Like the Macintosh 128K before it, the 512K contained a Motorola 68000 connected to a 512 KB DRAM by a 16-bit data bus. Though the memory had been quadrupled, it could not be upgraded. The large increase earned it the nickname Fat Mac. A 64 KB ROM chip boosts the effective memory to 576 KB, but this is offset by the display's 22 KB framebuffer, which is shared with the DMA video controller. This shared arrangement reduces CPU performance by up to 35%. It shared a revised logic board with the rebadged Macintosh 128K (previously just called the Macintosh), which streamlined manufacturing. The resolution of the display was the same, at 512 × 342.
Apple sold a memory upgrade for the Macintosh 128K for $995 initially, and reduced the price when 256 kb DRAM prices fell months later.
The applications MacPaint and MacWrite were still bundled with the Mac. Soon after this model was released, several other applications became available, including MacDraw, MacProject, Macintosh Pascal and others. In particular, Microsoft Excel, which was written specifically for the Macintosh, required a minimum of 512 KB of RAM, but solidified the Macintosh as a serious business computer. Models with the enhanced ROM also supported Apple's Switcher, allowing cooperative multitasking among (necessarily few) applications.

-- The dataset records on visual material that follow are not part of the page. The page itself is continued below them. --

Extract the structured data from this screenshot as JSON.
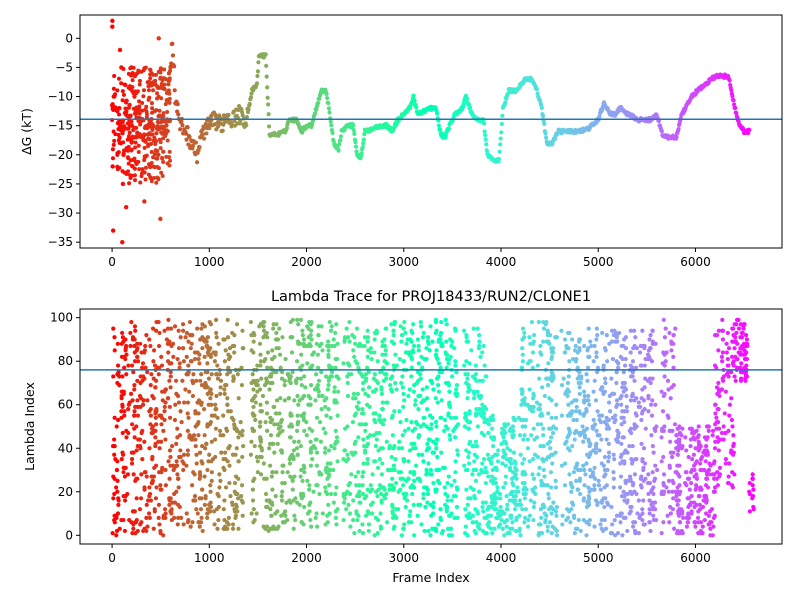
{
  "chart_data": [
    {
      "type": "scatter",
      "title": "",
      "xlabel": "",
      "ylabel": "ΔG (kT)",
      "xlim": [
        -330,
        6890
      ],
      "ylim": [
        -36,
        4
      ],
      "xticks": [
        0,
        1000,
        2000,
        3000,
        4000,
        5000,
        6000
      ],
      "yticks": [
        0,
        -5,
        -10,
        -15,
        -20,
        -25,
        -30,
        -35
      ],
      "hline": -13.9,
      "hline_color": "#1f77b4",
      "colormap": "rainbow",
      "grid": false,
      "trace": [
        [
          0,
          -12
        ],
        [
          30,
          -10
        ],
        [
          60,
          -14
        ],
        [
          100,
          -16
        ],
        [
          150,
          -12
        ],
        [
          200,
          -18
        ],
        [
          260,
          -12
        ],
        [
          320,
          -17
        ],
        [
          380,
          -15
        ],
        [
          450,
          -17
        ],
        [
          500,
          -14
        ],
        [
          560,
          -15
        ],
        [
          620,
          0
        ],
        [
          650,
          -10
        ],
        [
          700,
          -15
        ],
        [
          760,
          -16
        ],
        [
          820,
          -18
        ],
        [
          880,
          -20
        ],
        [
          900,
          -18
        ],
        [
          940,
          -16
        ],
        [
          1000,
          -15
        ],
        [
          1060,
          -14
        ],
        [
          1120,
          -15
        ],
        [
          1180,
          -13
        ],
        [
          1240,
          -14
        ],
        [
          1300,
          -13
        ],
        [
          1380,
          -14
        ],
        [
          1440,
          -9
        ],
        [
          1490,
          -8
        ],
        [
          1510,
          -3
        ],
        [
          1580,
          -3
        ],
        [
          1600,
          -10
        ],
        [
          1620,
          -16.5
        ],
        [
          1700,
          -16.5
        ],
        [
          1780,
          -16
        ],
        [
          1820,
          -14
        ],
        [
          1900,
          -14
        ],
        [
          1950,
          -16
        ],
        [
          2000,
          -15
        ],
        [
          2050,
          -15
        ],
        [
          2100,
          -12
        ],
        [
          2150,
          -9
        ],
        [
          2200,
          -9
        ],
        [
          2230,
          -12
        ],
        [
          2280,
          -18
        ],
        [
          2330,
          -19
        ],
        [
          2360,
          -16
        ],
        [
          2420,
          -15
        ],
        [
          2480,
          -15
        ],
        [
          2520,
          -20
        ],
        [
          2560,
          -20.5
        ],
        [
          2600,
          -16
        ],
        [
          2680,
          -15.5
        ],
        [
          2760,
          -15
        ],
        [
          2830,
          -15
        ],
        [
          2880,
          -16
        ],
        [
          2940,
          -14
        ],
        [
          3000,
          -13
        ],
        [
          3060,
          -12
        ],
        [
          3100,
          -10
        ],
        [
          3140,
          -13
        ],
        [
          3200,
          -12.5
        ],
        [
          3270,
          -12
        ],
        [
          3330,
          -12
        ],
        [
          3380,
          -16.5
        ],
        [
          3420,
          -17
        ],
        [
          3470,
          -15
        ],
        [
          3530,
          -13
        ],
        [
          3600,
          -12
        ],
        [
          3640,
          -10
        ],
        [
          3700,
          -13
        ],
        [
          3760,
          -14
        ],
        [
          3820,
          -14
        ],
        [
          3860,
          -20
        ],
        [
          3930,
          -21
        ],
        [
          3980,
          -21
        ],
        [
          4020,
          -12
        ],
        [
          4080,
          -9
        ],
        [
          4150,
          -9
        ],
        [
          4200,
          -8
        ],
        [
          4250,
          -7
        ],
        [
          4320,
          -7
        ],
        [
          4370,
          -9
        ],
        [
          4420,
          -12
        ],
        [
          4470,
          -18
        ],
        [
          4530,
          -18
        ],
        [
          4580,
          -16
        ],
        [
          4700,
          -16
        ],
        [
          4800,
          -16
        ],
        [
          4900,
          -15.5
        ],
        [
          5000,
          -14
        ],
        [
          5060,
          -11
        ],
        [
          5120,
          -13
        ],
        [
          5180,
          -13
        ],
        [
          5230,
          -12
        ],
        [
          5300,
          -13
        ],
        [
          5360,
          -13.5
        ],
        [
          5420,
          -14
        ],
        [
          5480,
          -14
        ],
        [
          5540,
          -14
        ],
        [
          5600,
          -13
        ],
        [
          5660,
          -16.5
        ],
        [
          5720,
          -17
        ],
        [
          5800,
          -17
        ],
        [
          5820,
          -16
        ],
        [
          5860,
          -13
        ],
        [
          5900,
          -12
        ],
        [
          5960,
          -10
        ],
        [
          6020,
          -9
        ],
        [
          6100,
          -8
        ],
        [
          6160,
          -7
        ],
        [
          6220,
          -6.5
        ],
        [
          6340,
          -6.5
        ],
        [
          6380,
          -10
        ],
        [
          6420,
          -13
        ],
        [
          6460,
          -15
        ],
        [
          6500,
          -16
        ],
        [
          6560,
          -16
        ]
      ],
      "early_scatter": {
        "x_range": [
          0,
          500
        ],
        "y_values": [
          3,
          2,
          -2,
          -5,
          -8,
          -10,
          -12,
          -15,
          -18,
          -20,
          -22,
          -25,
          -29,
          -33,
          -35,
          -10,
          -5,
          0,
          -15,
          -20,
          -31,
          -28,
          -22,
          -17,
          -11,
          -6
        ]
      }
    },
    {
      "type": "scatter",
      "title": "Lambda Trace for PROJ18433/RUN2/CLONE1",
      "xlabel": "Frame Index",
      "ylabel": "Lambda Index",
      "xlim": [
        -330,
        6890
      ],
      "ylim": [
        -4,
        104
      ],
      "xticks": [
        0,
        1000,
        2000,
        3000,
        4000,
        5000,
        6000
      ],
      "yticks": [
        0,
        20,
        40,
        60,
        80,
        100
      ],
      "hline": 76,
      "hline_color": "#1f77b4",
      "colormap": "rainbow",
      "grid": false,
      "n_points": 4200,
      "lambda_max": 99,
      "gaps": [
        [
          1350,
          1420
        ],
        [
          2330,
          2380
        ],
        [
          3560,
          3620
        ],
        [
          4580,
          4620
        ],
        [
          5610,
          5650
        ],
        [
          6560,
          6580
        ]
      ],
      "segments": [
        {
          "x": [
            0,
            700
          ],
          "low": 0,
          "high": 99
        },
        {
          "x": [
            700,
            1900
          ],
          "low": 2,
          "high": 99
        },
        {
          "x": [
            1900,
            2400
          ],
          "low": 3,
          "high": 99
        },
        {
          "x": [
            2400,
            3500
          ],
          "low": 0,
          "high": 99
        },
        {
          "x": [
            3500,
            3850
          ],
          "low": 0,
          "high": 95
        },
        {
          "x": [
            3850,
            4200
          ],
          "low": 0,
          "high": 55
        },
        {
          "x": [
            4200,
            4550
          ],
          "low": 0,
          "high": 99
        },
        {
          "x": [
            4550,
            5650
          ],
          "low": 0,
          "high": 95
        },
        {
          "x": [
            5650,
            5800
          ],
          "low": 0,
          "high": 99
        },
        {
          "x": [
            5800,
            6200
          ],
          "low": 0,
          "high": 50
        },
        {
          "x": [
            6200,
            6400
          ],
          "low": 20,
          "high": 99
        },
        {
          "x": [
            6400,
            6550
          ],
          "low": 70,
          "high": 99
        },
        {
          "x": [
            6550,
            6600
          ],
          "low": 10,
          "high": 28
        }
      ]
    }
  ]
}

The LaserWriter printer became available shortly after the 512K's introduction, as well as the number pad, mic, tablet, keyboard, mouse, basic mouse, and much more. It utilized Apple's built-in networking scheme LocalTalk which allows sharing of devices among several users. The 512K was the oldest Macintosh capable of supporting Apple's AppleShare built-in file sharing network, when introduced in 1987. The expanded memory in the 512K allowed it to better handle large word-processing documents and make better use of the graphical user interface and generally increased speed over the 128K model.
Color Systems Technology used an army of 512K units connected to a custom Intel 80186-based machine to colorize numerous black-and-white films in the mid-1980s.

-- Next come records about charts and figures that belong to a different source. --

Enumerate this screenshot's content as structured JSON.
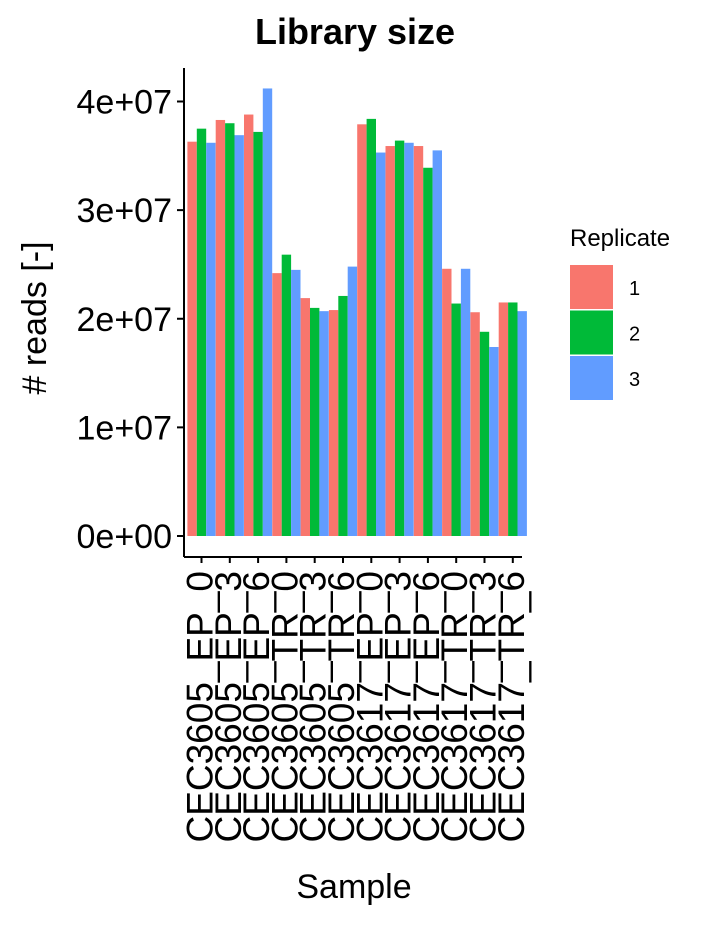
{
  "chart_data": {
    "type": "bar",
    "title": "Library size",
    "xlabel": "Sample",
    "ylabel": "# reads [-]",
    "ylim": [
      0,
      40000000
    ],
    "yticks": [
      {
        "value": 0,
        "label": "0e+00"
      },
      {
        "value": 10000000,
        "label": "1e+07"
      },
      {
        "value": 20000000,
        "label": "2e+07"
      },
      {
        "value": 30000000,
        "label": "3e+07"
      },
      {
        "value": 40000000,
        "label": "4e+07"
      }
    ],
    "categories": [
      "CEC3605_EP_0",
      "CEC3605_EP_3",
      "CEC3605_EP_6",
      "CEC3605_TR_0",
      "CEC3605_TR_3",
      "CEC3605_TR_6",
      "CEC3617_EP_0",
      "CEC3617_EP_3",
      "CEC3617_EP_6",
      "CEC3617_TR_0",
      "CEC3617_TR_3",
      "CEC3617_TR_6"
    ],
    "legend": {
      "title": "Replicate",
      "position": "right"
    },
    "series": [
      {
        "name": "1",
        "color": "#F8766D",
        "values": [
          36300000,
          38300000,
          38800000,
          24200000,
          21900000,
          20800000,
          37900000,
          35900000,
          35900000,
          24600000,
          20600000,
          21500000
        ]
      },
      {
        "name": "2",
        "color": "#00BA38",
        "values": [
          37500000,
          38000000,
          37200000,
          25900000,
          21000000,
          22100000,
          38400000,
          36400000,
          33900000,
          21400000,
          18800000,
          21500000
        ]
      },
      {
        "name": "3",
        "color": "#619CFF",
        "values": [
          36200000,
          36900000,
          41200000,
          24500000,
          20700000,
          24800000,
          35300000,
          36200000,
          35500000,
          24600000,
          17400000,
          20700000
        ]
      }
    ],
    "grid": false
  }
}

The original 512K could accept Macintosh system software up to version 4.1; System Software 5 was possible if used with the Hard Disk 20.
An updated version replaced the Macintosh 512K and debuted as the Macintosh 512K enhanced in April 1986. It differed from the original 512K in that it had an 800 KB floppy disk drive and the same improved ROM as the Macintosh Plus. With the exception of the new model number (M0001E), they were otherwise cosmetically identical. The stock 512K could also use an 800 KB floppy disk drive as well as the Hard Disk 20, the first hard disk manufactured by Apple exclusively for use with the 512K, but required a special system file (not required by the 512Ke) that loaded the improved ROM code into RAM, thus reducing the RAM available for other uses. Apple offered an upgrade kit which replaced the floppy disk drive and ROMs, essentially turning it into a 512Ke. One further OEM upgrade replaced the logic board and the rear case entirely with that of the Macintosh Plus.
As with the original Macintosh, the 512K was designed with no slots for upgrade boards and had no hard-disk controller, so the few internal upgrades that were available for the 512K, such as General Computer's US$2,795 Hyperdrive hard drive, had to plug directly into the 68000 processor socket. Other such upgrades included "snap-on" SCSI cards and RAM upgrades of 2 MB or more.